Friday, June 24, 2016

Diggin' up roots.

About a month ago, I was fortunate enough to receive some plants from my neighbor, who has a very green thumb. She brought them over and gave me instructions (knowing I'm not the best with plants). "Don't worry, it's impossible to kill these," she said. Sounded good to me. A week passed and my husband was on my heels every day, "Did you get those plants in the ground yet? They're going to die, babe!" "Don't worry," I told him, "Cathy said I could wait a little while to plant as long as I keep the plants in the shade and don't let the roots dry before I plant them." "Well, have you been wetting the roots?" Me: "Ummm...I'm going to do it right now!"

I knew I had to prove to my husband that I could get those plants in the ground and keep them alive for a while at least. So the Saturday after I received them, I put on my shortest jorts (you know, jean shorts), swimsuit top, rubber boots, Grandma-looking straw hat, gardening gloves and sunscreen, and declared, "Today is the day." With music in full force to give me the energy I needed, I started
digging with a very small gardening tool. Not smart. Apparently there were some TOUGH existing roots that did not want to give way to my new (half dead) plant life. Having no luck finding our shovel, I was able to borrow one from our other neighbors (I know, our neighbors totally take care of us youngins!). The job was a true feat even with the shovel. It was seriously stressing me. As sweat mixed with sunscreen and dirt, it poured into my eyes. I thought to myself, "Some of these roots are so strong and deep but don't serve any purpose. How in the world am I ever going to make room for these new plant roots?" Chop and dig them up. That's how.

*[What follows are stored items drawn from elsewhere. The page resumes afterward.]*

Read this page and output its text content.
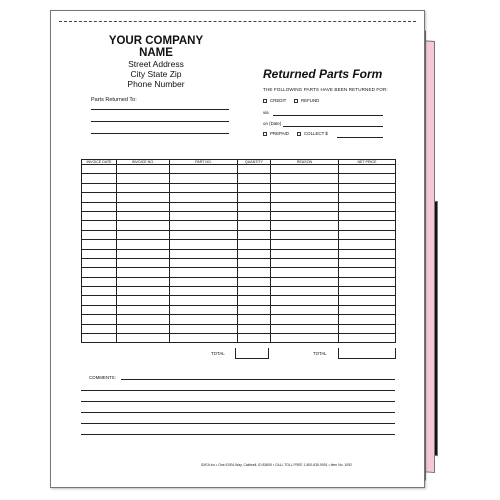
YOUR COMPANY
NAME
Street Address
City State Zip
Phone Number
Returned Parts Form
THE FOLLOWING PARTS HAVE BEEN RETURNED FOR:
CREDIT	REFUND
via
on (Date)
PREPAID	COLLECT $
Parts Returned To:
INVOICE DATE	INVOICE NO.	PART NO.	QUANTITY	REASON	NET PRICE

TOTAL	TOTAL
COMMENTS:
ID/EA Inc • One ID/EA Way, Caldwell, ID 83605 • CALL TOLL FREE 1-800-635-9091 • Item No. 1092
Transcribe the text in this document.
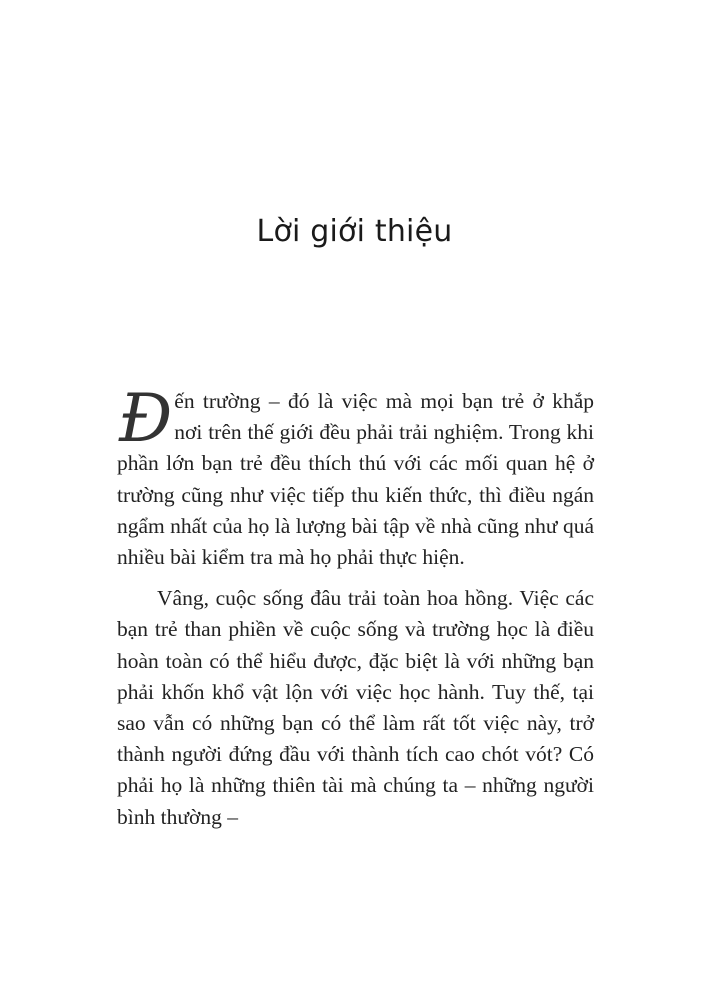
Lời giới thiệu

Đến trường – đó là việc mà mọi bạn trẻ ở khắp nơi trên thế giới đều phải trải nghiệm. Trong khi phần lớn bạn trẻ đều thích thú với các mối quan hệ ở trường cũng như việc tiếp thu kiến thức, thì điều ngán ngẩm nhất của họ là lượng bài tập về nhà cũng như quá nhiều bài kiểm tra mà họ phải thực hiện.

Vâng, cuộc sống đâu trải toàn hoa hồng. Việc các bạn trẻ than phiền về cuộc sống và trường học là điều hoàn toàn có thể hiểu được, đặc biệt là với những bạn phải khốn khổ vật lộn với việc học hành. Tuy thế, tại sao vẫn có những bạn có thể làm rất tốt việc này, trở thành người đứng đầu với thành tích cao chót vót? Có phải họ là những thiên tài mà chúng ta – những người bình thường –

As I continued to chop and dig like a mad woman, it made me realize how much we refer to our "roots" in life. For as long as I can remember, I have been using phrases like, "My roots run deep..." or "I get that trait from my roots." Or's because I'm a country bumpkin, and only country bumpkins make comments like that. Whatever the case, I evaluated the term, the way I use it and how I have heard other people use it. I believe I have only heard the term used positively because people use it to show their pride in where they come from or how they grew into the person they are. I think this is commendable, but let's get serious: Are ALL of our deep-running roots ones we are proud of and should carry on?

Yep, dirty sunscreen sweat pouring into my eyes and other crevices didn't stop my mind from going to town. How often do we develop bad habits and instead of "getting to the root of the problem," we try to just cover with a new habit? Putting a new healthier habit into place is a grand idea, but only if you identify the existing roots, dig them up and give the new plant plenty of room to spread good roots. Roots of life. Roots you desire to keep.

Learned habits (or roots) are hard to dig up for sure. My parents, who have instilled many strong roots in me that I wish to keep and pass on to our seed (Haha...see what I did there?), have never been the best at being on time. I'm not saying they can't make it anywhere on time, but most know our family is typically running five minutes behind schedule rather than five minutes ahead. As I've grown older, I realize this is a root I want to dig up in my own life. What does this mean for me? Getting rid of the excuses and making a conscious effort to plan more time in my schedule to ensure I am the person who arrives 10 minutes early (so basically tricking myself by setting the clock ahead).

The struggle is real, peeps. What stubborn roots do you have that are preventing new healthy roots from growing in your own life? Is it that secret stash of candy that's preventing you from staying on your healthy eating kick (Don't get me wrong, I am FOR sweets and secret stashes to hide them. How else do you make the good stuff last? This is only capable, however, if you have enough self discipline to eat one...okay...two pieces at the time. Also, secret candy stashes are why exercising exists, so get your yoga pants on and actually use them for something besides watching TV on the couch!)? Maybe you're a natural-born gossiper, whose joy thrives on digging up other people's dirty roots? If that's the case, get God involved and start digging up those roots pronto because the plant you're growing might be alive, but it's poisonous. I think you get the point here through all my plant analogies. Above all, keep on keepin' on being proud of who you are and where you come from...just don't forget those roots we don't want to share can be conquered. It's not an easy task, but you'll be a better person for it in the end!

With Love,


(Who was dirty from digging up roots when she wrote this, but delivered the post 10 minutes ahead of schedule!)